Both Jung and Younger are engaged by Mr. Rubenfeld in Oedipal maneuvers with Freud. In Jung's case, real ammunition is deployed on both of the conflict's sides. The book draws on published sources such as the two men's writings and letters in order to illustrate the tension that existed between Jung and Freud, even using the father-bashing, a rather embarrassing claim made by June that Freud was actually incontinent.
Of course, Mr. Rubenfeld is running the risk of making these psychiatric giants appear like characters in a Woody Allen humorous essay.

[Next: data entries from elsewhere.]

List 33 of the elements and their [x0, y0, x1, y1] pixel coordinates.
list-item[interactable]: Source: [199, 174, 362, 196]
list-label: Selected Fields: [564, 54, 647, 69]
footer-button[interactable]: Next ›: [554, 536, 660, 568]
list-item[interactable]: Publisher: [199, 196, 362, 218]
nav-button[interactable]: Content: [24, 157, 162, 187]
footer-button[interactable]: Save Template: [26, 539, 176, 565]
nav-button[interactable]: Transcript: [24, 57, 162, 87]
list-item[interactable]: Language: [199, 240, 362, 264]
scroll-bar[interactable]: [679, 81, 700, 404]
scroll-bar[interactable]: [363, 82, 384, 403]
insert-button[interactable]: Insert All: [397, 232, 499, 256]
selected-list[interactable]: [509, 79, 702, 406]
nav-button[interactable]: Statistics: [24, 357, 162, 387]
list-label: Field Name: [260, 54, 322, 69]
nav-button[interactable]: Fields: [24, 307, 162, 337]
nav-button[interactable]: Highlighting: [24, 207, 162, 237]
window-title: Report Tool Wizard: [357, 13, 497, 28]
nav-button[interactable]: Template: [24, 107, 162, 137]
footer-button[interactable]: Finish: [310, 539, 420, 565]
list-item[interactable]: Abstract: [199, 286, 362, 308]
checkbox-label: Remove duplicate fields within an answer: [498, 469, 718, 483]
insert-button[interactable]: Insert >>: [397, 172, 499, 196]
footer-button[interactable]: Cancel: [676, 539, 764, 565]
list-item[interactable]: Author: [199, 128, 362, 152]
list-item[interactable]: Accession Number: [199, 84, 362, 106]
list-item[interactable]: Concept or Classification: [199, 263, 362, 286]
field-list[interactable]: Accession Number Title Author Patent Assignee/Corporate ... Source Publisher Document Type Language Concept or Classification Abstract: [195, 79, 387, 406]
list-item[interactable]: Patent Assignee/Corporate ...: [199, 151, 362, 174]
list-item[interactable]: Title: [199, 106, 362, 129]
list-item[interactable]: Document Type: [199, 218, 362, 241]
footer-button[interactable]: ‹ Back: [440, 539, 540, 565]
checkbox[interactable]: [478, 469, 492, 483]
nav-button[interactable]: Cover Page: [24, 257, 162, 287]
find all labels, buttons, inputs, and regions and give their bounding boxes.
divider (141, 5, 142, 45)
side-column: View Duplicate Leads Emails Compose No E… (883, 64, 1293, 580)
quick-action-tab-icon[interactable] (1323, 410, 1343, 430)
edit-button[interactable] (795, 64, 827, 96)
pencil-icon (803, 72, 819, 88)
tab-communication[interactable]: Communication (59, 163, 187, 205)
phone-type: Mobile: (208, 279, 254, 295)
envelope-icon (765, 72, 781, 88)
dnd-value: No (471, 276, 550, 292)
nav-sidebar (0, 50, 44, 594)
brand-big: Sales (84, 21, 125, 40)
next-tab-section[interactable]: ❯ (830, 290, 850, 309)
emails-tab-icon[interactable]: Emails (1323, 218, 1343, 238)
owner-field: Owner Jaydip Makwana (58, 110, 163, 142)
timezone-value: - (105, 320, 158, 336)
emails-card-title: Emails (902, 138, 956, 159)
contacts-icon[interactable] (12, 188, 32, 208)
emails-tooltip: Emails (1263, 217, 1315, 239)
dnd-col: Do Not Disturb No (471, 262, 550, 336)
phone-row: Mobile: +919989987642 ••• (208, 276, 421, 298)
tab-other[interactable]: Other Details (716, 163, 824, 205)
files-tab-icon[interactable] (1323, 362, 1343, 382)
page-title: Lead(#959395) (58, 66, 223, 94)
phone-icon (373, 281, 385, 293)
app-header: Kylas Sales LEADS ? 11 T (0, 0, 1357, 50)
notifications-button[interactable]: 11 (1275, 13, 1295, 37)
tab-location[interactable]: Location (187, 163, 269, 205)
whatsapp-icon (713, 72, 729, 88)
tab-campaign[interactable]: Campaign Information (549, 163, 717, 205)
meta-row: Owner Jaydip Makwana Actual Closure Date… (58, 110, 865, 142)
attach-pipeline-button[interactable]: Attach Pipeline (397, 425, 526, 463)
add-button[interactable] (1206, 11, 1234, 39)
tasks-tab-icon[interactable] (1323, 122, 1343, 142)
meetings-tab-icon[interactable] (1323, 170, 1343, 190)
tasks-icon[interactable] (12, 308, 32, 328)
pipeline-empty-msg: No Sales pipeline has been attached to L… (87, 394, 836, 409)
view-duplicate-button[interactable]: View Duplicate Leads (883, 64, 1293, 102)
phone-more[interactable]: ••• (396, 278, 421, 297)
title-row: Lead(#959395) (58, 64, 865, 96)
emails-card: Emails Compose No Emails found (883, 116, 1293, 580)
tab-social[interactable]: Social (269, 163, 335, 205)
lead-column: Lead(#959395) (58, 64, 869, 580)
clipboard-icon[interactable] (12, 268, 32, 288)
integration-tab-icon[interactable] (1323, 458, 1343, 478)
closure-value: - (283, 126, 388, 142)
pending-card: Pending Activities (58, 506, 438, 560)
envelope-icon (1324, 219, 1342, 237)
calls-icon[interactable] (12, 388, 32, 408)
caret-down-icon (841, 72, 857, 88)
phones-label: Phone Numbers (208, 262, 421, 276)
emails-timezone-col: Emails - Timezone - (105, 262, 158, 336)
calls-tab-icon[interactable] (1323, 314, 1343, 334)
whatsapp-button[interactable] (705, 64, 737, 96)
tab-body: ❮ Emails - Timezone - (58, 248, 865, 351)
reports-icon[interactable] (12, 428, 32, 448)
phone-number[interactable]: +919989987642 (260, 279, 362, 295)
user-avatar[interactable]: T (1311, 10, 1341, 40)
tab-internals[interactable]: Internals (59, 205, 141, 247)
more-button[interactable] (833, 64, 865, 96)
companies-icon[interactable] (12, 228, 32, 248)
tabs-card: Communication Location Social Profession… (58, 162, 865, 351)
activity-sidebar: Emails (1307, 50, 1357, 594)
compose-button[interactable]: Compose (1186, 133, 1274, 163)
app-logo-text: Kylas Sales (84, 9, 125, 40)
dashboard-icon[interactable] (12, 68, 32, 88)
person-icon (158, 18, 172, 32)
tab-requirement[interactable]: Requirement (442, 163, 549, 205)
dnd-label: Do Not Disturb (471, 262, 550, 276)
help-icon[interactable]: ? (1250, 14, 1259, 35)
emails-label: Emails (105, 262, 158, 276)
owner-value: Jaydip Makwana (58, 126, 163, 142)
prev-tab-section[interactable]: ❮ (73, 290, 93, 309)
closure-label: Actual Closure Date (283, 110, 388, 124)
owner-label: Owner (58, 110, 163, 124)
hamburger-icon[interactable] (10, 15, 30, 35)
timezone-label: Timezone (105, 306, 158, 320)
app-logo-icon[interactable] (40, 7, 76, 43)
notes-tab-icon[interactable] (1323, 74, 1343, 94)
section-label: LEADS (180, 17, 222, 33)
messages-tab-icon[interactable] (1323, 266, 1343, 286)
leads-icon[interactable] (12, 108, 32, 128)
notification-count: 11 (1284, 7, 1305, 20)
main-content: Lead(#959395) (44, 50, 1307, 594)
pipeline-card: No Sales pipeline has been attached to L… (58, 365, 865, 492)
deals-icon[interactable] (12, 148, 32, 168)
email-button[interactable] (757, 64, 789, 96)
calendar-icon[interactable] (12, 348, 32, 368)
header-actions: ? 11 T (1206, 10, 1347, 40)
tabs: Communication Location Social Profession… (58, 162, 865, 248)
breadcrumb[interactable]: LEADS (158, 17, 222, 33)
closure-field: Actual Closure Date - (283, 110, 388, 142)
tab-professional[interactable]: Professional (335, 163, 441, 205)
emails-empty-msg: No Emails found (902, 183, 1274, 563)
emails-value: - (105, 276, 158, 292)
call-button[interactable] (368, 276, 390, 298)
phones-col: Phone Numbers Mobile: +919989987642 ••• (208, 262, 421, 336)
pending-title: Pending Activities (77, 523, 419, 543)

“The Interpretation of Murder” is an eclectic mixture of sinister aristocrats, ravished damsels, architectural wonders (construction of the Manhattan Bridge), Hamlet-Freud connection, hysterical symptoms, and wordplay that is downright criminal. As a result, it creates it own unique brand of excitement. This excitement is both peculiar and palpable. Too much homage is paid in this book to templates of contemporary suspense. However there are still reserves of deep anecdote, wit, data and insight that is ingeniously drawn on by the author.
The contemplation of psychoanalysis is also interesting, starting with its initial impact all the way through its enduring legacy. Freud's observation on America is that they should be banned by a Puritan society. Jung replies that America will ban you, just as soon as it can figure out what you're saying.